In 2010, with support from USAID, Oakland, CA-based nonprofit Good World Solutions began developing a tool called Labor Link. Labor Link harnesses the fact that 89% of people in developing countries have mobile phones to help U.S. firms gather data on their manufacturing outlets. To use Labor Link, factory employees call a phone number and receive an automated call back. They are then offered a multiple-choice survey about their workplace conditions. The process is designed so illiterate workers can participate, and Labor Link assumes the cost of the call.
International labor audits are often conducted by in-person visits to factories. However, these can be unreliable: managers frequently instruct their workers on what to say to auditors. Often, they are present during these visits. Because of this, information reported is not always honest: many workers fear retaliation and even job loss if they give negative reports. Labor Link provides a way for workers to discuss factory conditions anonymously and on their own time. This gives better data to U.S. companies who may not have a clear picture of what life is like in their factories.
This is just one example of the ways digital disruption helps grow equality in the workplace. All around the world, employees and consumers share information about their working situation and the products they buy. This heightened transparency leads to a call for greater corporate accountability, and savvy companies step up to the plate. However, the most ethical labor choices are often the most costly. If this trend continues, what will happen to market prices?
It may well be that certain goods become more expensive, at least in the short term. Clothing companies relying on U.S. factories, such as American Apparel — who built their brand on only using domestic labor — tend to offer more expensive items. The digital trend also helps publicize fights for higher minimum wages in the U.S., leading to increased prices in lower-wage workplaces (such as fast food restaurants). Corporations are struggling to be accountable to both consumers interested in social responsibility and their own bottom line. A more expensive final product may be the result.
In the long run, however, increased equality could lead to a better marketplace overall. Executives that know how to balance ethics with smart business and publicity strategies can harness this trend to their benefit. Constant access to information has made corporate accountability a hot topic, so brands displaying social sensitivity are gaining favor among consumers. Use of tools like Labor Link and B-Corporation Certification have become proud markers of corporate social responsibility. Companies using these are smart to publicize them as part of their branding strategy. In an ideal situation, increased business helps offset the cost of more expensive labor.

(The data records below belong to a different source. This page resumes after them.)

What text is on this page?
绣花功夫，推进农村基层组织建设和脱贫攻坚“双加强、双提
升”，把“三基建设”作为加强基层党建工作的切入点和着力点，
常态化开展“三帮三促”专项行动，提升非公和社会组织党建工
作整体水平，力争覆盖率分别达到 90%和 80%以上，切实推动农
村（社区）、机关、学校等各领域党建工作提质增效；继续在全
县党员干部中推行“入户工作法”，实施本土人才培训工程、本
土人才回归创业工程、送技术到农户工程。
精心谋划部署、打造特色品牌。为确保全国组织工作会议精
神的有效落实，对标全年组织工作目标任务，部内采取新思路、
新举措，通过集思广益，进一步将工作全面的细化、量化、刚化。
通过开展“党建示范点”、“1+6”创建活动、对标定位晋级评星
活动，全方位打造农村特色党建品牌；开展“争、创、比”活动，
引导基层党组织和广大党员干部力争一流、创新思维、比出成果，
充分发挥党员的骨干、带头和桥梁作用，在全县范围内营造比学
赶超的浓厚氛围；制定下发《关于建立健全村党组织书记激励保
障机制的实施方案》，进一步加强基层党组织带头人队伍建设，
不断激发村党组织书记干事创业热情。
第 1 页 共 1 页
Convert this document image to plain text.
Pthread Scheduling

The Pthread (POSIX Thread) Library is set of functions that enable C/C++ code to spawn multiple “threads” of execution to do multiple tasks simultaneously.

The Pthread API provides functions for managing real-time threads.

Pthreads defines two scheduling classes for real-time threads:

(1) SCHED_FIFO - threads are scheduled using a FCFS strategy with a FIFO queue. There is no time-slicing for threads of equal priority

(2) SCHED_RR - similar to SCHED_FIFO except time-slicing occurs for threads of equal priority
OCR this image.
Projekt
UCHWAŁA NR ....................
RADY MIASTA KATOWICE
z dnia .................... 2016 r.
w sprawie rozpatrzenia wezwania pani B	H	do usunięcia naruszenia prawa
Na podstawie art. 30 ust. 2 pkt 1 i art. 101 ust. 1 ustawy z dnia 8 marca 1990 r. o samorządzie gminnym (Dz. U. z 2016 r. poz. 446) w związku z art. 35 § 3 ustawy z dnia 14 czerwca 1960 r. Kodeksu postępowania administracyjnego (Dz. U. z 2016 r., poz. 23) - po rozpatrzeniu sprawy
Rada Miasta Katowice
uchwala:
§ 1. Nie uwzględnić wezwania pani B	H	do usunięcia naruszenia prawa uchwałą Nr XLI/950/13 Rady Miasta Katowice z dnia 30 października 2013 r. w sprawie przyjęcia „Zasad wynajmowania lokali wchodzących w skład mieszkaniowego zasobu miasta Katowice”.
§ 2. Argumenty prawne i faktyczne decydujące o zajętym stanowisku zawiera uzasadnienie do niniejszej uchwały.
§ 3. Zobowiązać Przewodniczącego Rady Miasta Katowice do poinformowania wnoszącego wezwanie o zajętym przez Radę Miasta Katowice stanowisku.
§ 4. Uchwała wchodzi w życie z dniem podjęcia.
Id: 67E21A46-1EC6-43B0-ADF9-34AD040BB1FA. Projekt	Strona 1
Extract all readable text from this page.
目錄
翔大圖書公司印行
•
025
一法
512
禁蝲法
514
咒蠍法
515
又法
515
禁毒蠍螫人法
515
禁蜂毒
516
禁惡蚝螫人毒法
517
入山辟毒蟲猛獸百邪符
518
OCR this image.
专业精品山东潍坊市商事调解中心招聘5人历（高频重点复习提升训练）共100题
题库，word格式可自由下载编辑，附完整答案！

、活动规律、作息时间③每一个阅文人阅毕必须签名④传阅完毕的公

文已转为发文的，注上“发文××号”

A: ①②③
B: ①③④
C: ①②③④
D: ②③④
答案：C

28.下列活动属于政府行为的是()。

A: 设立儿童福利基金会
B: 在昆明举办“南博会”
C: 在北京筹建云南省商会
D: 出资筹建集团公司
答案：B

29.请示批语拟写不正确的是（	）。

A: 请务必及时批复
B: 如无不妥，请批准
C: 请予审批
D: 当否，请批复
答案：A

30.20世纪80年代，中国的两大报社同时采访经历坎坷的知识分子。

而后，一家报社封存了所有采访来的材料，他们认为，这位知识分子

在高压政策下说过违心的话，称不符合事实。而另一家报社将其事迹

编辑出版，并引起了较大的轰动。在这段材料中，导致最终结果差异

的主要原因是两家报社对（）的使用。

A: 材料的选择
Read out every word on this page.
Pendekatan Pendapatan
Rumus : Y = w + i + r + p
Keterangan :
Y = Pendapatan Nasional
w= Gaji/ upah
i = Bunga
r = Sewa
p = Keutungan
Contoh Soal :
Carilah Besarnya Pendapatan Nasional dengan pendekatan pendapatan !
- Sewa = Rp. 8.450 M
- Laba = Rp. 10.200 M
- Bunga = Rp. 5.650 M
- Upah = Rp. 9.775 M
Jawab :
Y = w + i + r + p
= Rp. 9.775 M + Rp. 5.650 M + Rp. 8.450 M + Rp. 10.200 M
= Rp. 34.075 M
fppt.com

Since this shift is just beginning, there’s no surefire way to predict its financial impact. Different industries must respond in ways suitable to their markets. One thing is becoming clear: across all sectors, the public is interested in the initiatives their favorite companies are taking to help equality grow. As digital tools continue to foster greater equality, smart companies will use this trend to distinguish themselves and create a more positive experience for everybody they serve.